For the Super Meet on May 21st, we will use two scoring coefficients: Sinclair for the snatch and clean & jerk and the Wilks for the back squat, bench press, and deadlift.
Before I get into the specifics, I wanted to address what these coefficients are and why we are using them.
For as long back as history dates, feats of strength have been put on display in many different fashions–whether that be picking up a stone, throwing an object as far or high as possible, or just flexing your muscles and showing off in front of a crowd.
But when the Olympics introduced weightlifting as a sport in 1896, confusion began to emerge. Spectators were having a hard time deciding who really was the strongest athlete since some athletes were taller and heavier than others. So in 1920, the Olympic committee introduced weight classes.
As the differing sports of weight training gained popularity, individuals like Bob Hoffman began to introduce theories on how to find the strongest pound-for-pound lifter across weight divisions. You would think that you just divide the total weight lifted by the individual’s bodyweight… but it’s not that simple.
As sports science developed and data was recorded, old theories were amended, new theories created, and coefficients were proposed. Until today, there is still scrutiny among the most popular lifting coefficients: Sinclair and Wilk’s.
Instead of attempting to propose something new, or telling you what I don’t like about these coefficients, I’m going to explain the scoring as straightforward as possible so you can maximize your score in a couple weeks.
Scoring at the Utah Super Meet
- Before competition, athletes will step on a scale individually and record their bodyweight in the morning.

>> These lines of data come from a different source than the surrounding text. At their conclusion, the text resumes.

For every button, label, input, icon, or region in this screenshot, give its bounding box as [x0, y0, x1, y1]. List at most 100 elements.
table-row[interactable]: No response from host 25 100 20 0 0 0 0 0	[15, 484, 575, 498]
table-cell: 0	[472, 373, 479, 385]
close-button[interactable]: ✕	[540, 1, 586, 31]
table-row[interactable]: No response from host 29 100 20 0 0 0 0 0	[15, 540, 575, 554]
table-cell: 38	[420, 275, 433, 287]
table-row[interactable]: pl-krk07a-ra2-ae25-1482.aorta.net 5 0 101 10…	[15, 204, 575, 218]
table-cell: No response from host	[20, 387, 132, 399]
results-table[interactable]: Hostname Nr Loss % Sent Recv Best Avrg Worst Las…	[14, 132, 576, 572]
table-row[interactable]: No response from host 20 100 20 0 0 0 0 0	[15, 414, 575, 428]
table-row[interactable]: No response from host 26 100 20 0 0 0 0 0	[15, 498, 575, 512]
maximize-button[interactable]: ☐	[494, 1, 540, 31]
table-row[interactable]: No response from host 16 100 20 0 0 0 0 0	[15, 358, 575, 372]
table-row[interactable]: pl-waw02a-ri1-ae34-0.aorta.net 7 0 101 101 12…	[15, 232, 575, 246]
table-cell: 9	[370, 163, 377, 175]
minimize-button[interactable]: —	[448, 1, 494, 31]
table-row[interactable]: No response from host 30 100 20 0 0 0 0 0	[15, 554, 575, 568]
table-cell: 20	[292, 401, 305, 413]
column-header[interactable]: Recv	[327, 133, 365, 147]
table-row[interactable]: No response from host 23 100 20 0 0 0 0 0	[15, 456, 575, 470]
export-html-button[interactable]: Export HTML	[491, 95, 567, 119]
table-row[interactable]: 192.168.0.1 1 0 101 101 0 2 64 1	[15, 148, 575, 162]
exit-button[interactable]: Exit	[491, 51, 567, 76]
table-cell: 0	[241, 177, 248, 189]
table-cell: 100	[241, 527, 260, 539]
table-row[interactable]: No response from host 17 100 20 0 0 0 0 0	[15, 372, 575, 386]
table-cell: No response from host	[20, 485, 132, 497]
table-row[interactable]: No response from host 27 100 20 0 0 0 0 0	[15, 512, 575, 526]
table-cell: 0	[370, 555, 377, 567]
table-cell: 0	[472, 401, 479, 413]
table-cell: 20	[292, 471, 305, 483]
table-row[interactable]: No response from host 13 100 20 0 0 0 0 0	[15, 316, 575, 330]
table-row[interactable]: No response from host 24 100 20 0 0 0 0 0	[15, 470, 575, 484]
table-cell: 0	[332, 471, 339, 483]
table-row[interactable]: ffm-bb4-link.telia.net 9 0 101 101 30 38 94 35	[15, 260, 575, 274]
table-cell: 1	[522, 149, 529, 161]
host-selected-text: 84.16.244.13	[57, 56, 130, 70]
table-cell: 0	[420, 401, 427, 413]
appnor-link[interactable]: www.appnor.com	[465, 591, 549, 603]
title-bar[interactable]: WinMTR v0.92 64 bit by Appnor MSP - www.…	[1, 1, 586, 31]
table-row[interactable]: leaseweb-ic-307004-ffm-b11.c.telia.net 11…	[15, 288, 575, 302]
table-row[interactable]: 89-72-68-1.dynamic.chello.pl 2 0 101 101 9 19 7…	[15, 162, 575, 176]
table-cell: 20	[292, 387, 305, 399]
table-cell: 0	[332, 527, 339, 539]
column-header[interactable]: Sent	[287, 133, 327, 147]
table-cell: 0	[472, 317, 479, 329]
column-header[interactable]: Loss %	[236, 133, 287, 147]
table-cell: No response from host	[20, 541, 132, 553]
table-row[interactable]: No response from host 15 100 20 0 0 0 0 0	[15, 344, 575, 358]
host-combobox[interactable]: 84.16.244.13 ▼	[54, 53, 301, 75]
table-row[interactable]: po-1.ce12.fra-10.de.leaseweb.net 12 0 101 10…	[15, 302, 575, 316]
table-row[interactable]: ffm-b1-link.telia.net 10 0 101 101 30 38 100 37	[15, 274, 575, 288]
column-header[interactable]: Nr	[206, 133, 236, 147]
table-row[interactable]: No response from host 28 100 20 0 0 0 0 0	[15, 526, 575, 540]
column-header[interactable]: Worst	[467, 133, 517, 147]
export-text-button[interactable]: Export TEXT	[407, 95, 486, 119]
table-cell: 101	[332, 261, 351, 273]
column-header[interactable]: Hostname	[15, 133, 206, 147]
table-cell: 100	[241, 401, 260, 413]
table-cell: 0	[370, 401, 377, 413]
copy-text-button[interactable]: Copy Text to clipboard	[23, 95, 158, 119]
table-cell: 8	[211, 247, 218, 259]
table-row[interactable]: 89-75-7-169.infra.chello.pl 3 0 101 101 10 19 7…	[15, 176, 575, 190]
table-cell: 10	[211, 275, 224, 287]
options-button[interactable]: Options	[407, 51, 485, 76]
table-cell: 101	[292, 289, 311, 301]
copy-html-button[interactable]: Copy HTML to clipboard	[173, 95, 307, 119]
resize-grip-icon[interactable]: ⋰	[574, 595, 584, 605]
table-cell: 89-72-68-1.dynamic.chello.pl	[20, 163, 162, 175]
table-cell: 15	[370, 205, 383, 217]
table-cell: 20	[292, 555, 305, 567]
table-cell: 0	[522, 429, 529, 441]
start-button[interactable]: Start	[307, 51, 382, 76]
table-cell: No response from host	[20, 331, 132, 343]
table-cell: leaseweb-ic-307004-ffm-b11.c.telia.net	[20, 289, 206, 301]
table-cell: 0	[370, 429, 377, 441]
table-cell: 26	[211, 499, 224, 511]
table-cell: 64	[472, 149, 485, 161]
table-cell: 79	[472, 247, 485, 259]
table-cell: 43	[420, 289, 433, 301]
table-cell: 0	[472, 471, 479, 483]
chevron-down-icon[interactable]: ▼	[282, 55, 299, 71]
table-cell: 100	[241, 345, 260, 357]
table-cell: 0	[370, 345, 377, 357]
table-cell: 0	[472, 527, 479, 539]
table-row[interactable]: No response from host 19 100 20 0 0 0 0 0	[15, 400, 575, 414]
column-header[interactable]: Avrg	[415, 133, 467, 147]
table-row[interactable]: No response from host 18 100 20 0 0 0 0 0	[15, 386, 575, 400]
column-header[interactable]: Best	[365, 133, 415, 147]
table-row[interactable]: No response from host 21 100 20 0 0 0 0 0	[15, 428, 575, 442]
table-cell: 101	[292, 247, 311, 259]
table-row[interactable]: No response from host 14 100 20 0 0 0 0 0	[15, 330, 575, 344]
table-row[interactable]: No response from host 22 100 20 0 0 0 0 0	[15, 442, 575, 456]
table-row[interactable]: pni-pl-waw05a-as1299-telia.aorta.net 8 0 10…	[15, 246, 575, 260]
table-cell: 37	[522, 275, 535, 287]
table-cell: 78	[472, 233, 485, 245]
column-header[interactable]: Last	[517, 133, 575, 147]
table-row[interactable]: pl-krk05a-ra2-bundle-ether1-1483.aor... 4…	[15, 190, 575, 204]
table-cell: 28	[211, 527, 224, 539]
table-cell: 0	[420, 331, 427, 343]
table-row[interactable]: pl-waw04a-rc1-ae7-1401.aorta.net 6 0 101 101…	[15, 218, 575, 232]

After athlete check-in, they are free to eat or drink however much they want. No additional weigh-ins will be necessary.
- Athletes will first snatch and then clean & jerk. The sum total of both of these lifts will constitute their weightlifting total. This total will then be multiplied by the Sinclair coefficient using this calculator to determine the athlete’s weightlifting score.
- This weightlifting score will then be published to Competition Corner and athletes will receive points for where they place among the competition. 1st place will receive 1 points, 2nd place will receive 2 points, etc. The lower the score, the better.
- Athletes will then back squat, bench press, and deadlift. The sum total of these three lifts will constitute as their powerlifting total. This total will then be multiplied by the Wilks coefficient using this calculator to determine the athlete’s powerlifting score.
- This powerlifting score will then be published to Competition Corner and follow the same process as step #3.
- Whoever has the fewest number of points will win.
- In the case of a tie, each athlete will default to their higher placing of their two scores (i.e. If I took 2nd place in the weightlifting total and 7th place in the powerlifting total, my tiebreak score is 2.)
- The second tiebreak will be the lower placing of their two scores. (i.e. Again, If I took 2nd place in the weightlifting total and 7th place in the powerlifting total, my second tiebreak score will be 7.)
This event is Year 1 of the first Super Meet in Utah (that we’re at least aware of). We plan to improve on the lessons we learn this year in scoring (especially scoring disputes) and make this event even better next year.
We recognize that we may be overseeing some things here, but request that you give us your feedback throughout the competition.
Our vision is to eventually crown the strongest pound-for-pound lifter in Utah. This will be Year 1 of many more to come!